Sehr geehrter Herr Hill,

Zunächst einmal: Ich bin mit Nachdruck für eine rechtliche Gleichstellung homosexueller Paare. Bei der Abstimmung ging es einzig und allein um den vorliegenden fehlerhaften Gesetzentwurf von Bündnis‘90/Die Grünen.

Der rechtspolitische Sprecher der Fraktion Jerzy Montag hatte wegen seiner verfassungsrechtlichen Bedenken im Rechtsausschuss dem Gesetzentwurf seiner eigenen Fraktion nicht zugestimmt. Er ist absichtlich der namentlichen Abstimmung im Plenum ferngeblieben.
Dies macht deutlich, dass es offensichtlich durchgreifende Bedenken gegen den konkreten Gesetzentwurf der Grünen gibt. Ich habe deshalb überhaupt keine Bedenken gehabt, gegen diesen Gesetzentwurf zu stimmen.

Trotzdem werde ich mich politisch weiter mit aller Kraft für eine Gleichstellung auf rechtlich einwandfreier Grundlage einsetzen. Aus diesem Grund habe ich mit anderen Kollegen eine Erklärung zur Abstimmung abgegeben. Diese lautet wie folgt:

zu TOP 11 a) Entschließungsantrag von Bündnis 90 / Die Grünen (Vorlage eines Gesetzes zur vollen Gleichstellung von eingetragenen Lebenspartnerschaften)

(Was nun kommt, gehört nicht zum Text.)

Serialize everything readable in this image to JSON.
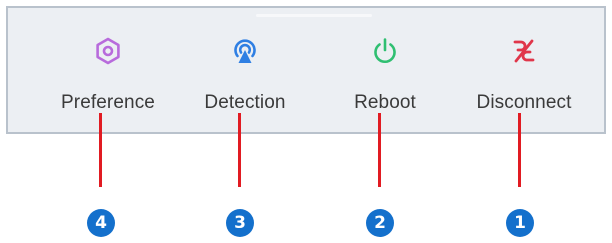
{
  "toolbar": {
    "items": [
      {
        "label": "Preference",
        "icon": "hexagon-settings-icon",
        "color": "#b86bdc"
      },
      {
        "label": "Detection",
        "icon": "wireless-detection-icon",
        "color": "#2f7fe3"
      },
      {
        "label": "Reboot",
        "icon": "power-icon",
        "color": "#2fbf71"
      },
      {
        "label": "Disconnect",
        "icon": "unlink-icon",
        "color": "#e0364a"
      }
    ]
  },
  "callouts": [
    {
      "number": "4",
      "target": "Preference"
    },
    {
      "number": "3",
      "target": "Detection"
    },
    {
      "number": "2",
      "target": "Reboot"
    },
    {
      "number": "1",
      "target": "Disconnect"
    }
  ],
  "colors": {
    "toolbar_bg": "#eceff3",
    "toolbar_border": "#b9c2cc",
    "callout_line": "#e11b22",
    "badge": "#1470cc"
  }
}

Die FDP hat in der Koalition mit der Union zahlreiche Schritte zur Gleichstellung eingetragener Lebenspartner durchgesetzt, so die volle Gleichstellung im Beamten-, Richter- und Soldatenrecht, bei der Erbschaftsteuer und Grunderwerbsteuer sowie beim BAföG. Auf Initiative des Bundeswirtschaftsministers ist im aktuellen Entwurf des Jahressteuergesetzes die Gleichstellung bei den vermögensbildenden Leistungen vorgesehen. Die Bundesjustizministerin bereitet zudem ein Rechtsbereinigungsgesetz für das Recht eingetragener Lebenspartnerschaften vor, mit dem die Gleichstellung in einer Reihe von weiteren Rechtsbereichen umgesetzt werden soll.

Anders als im Koalitionsvertrag angelegt, ist die steuerliche Gleichstellung der Lebenspartner mit der Ehe immer noch nicht umgesetzt. Insbesondere im Einkommensteuerrecht gibt es aus unserer Sicht ein verfassungsgemäßes Gebot, angesichts der gleichen Unterhalts- und Einstandspflichten wie bei Ehegatten die Lebenspartner auch in der Einkommensteuer wie Ehegatten zu behandeln.

Als Abgeordnete der FDP-Bundestagsfraktion teilen wir das Ziel der völligen Gleichstellung eingetragener Lebenspartnerschaften mit der Ehe, insgesamt können wir aber wegen des bestehenden Koalitionsvertrages mit CDU und CSU dem vorliegenden Entschließungsantrag nicht zustimmen.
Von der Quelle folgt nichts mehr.